While it is reassuring to know that the incidence of rhabdomyolysis as a consequence of statin monotherapy is low, the significantly greater risk of the disease associated with combination statin and fibrate therapy, especially in older and diabetic patients, warrants the close monitoring of such patients by the nurse. The education of patients taking lipid-lowering agents should include information describing rhabdomyolysis and the instruction to report any muscle pain or weakness experienced. When a patient reports those symptoms, the nurse should closely examine the serum creatine kinase level for significant elevation. Patients diagnosed with rhabdomyolysis usually need hydration to prevent renal damage.


Graham, DJ, et al. JAMA 2004;292(21): 2585-90.



After 'fast track' approval, the FDA issues an advisory on natalizumab.

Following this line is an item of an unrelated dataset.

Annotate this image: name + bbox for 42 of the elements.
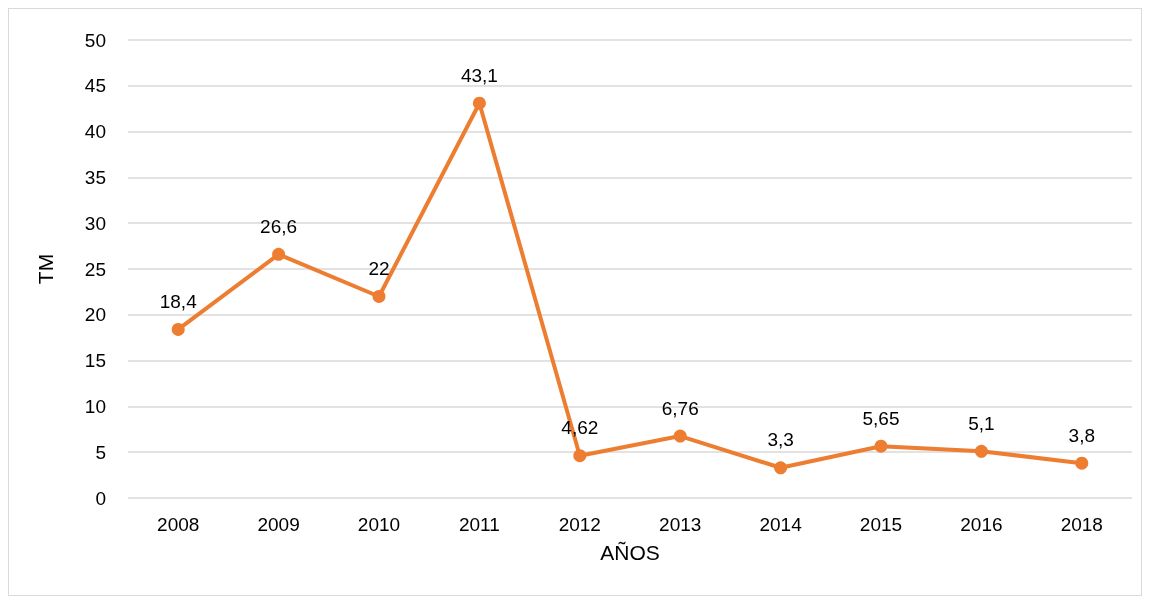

On February 28, after reports of one death and a case of a rare but potentially lethal disease, progressive multifocal leukoencephalopathy, linked to the administration of natalizumab (Tysabri), Biogen Idec voluntarily suspended sales of its drug and halted further clinical trials. That same day, the Food and Drug Administration (FDA) issued a public health advisory to patients and clinicians (see, after having approved the drug in November 2004 under its "fast track" approval process.


Fast track approval requires the manufacturer to continue its trials of the drug for another year. The findings must demonstrate that it is therapeutic; if they do not, the FDA can withdraw the product from the market more easily than it could according to the standard process. Both patients with reported adverse effects were involved in a clinical trial.

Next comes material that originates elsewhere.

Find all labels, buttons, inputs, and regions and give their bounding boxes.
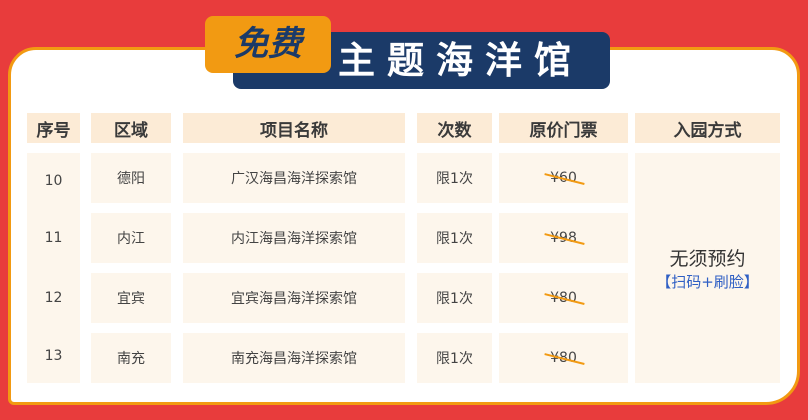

The drug, a monoclonal antibody, was used for limiting exacerbations in patients with remitting-relapsing multiple sclerosis. No other interventions were suggested for the estimated 5,000 patients who have received natalizumab since its approval. -Thomas Schwarz, RN, editorial director, and Diane S. Aschenbrenner, MS, RN, CS


U.S. Food and Drug Administration. First monoclonal antibody treatment for multiple sclerosis approved. 2004.; U.S. Food and Drug Administration. Questions and answers on Tysabri (natalizumab).; U.S. Food and Drug Administration. Label for Tysabri.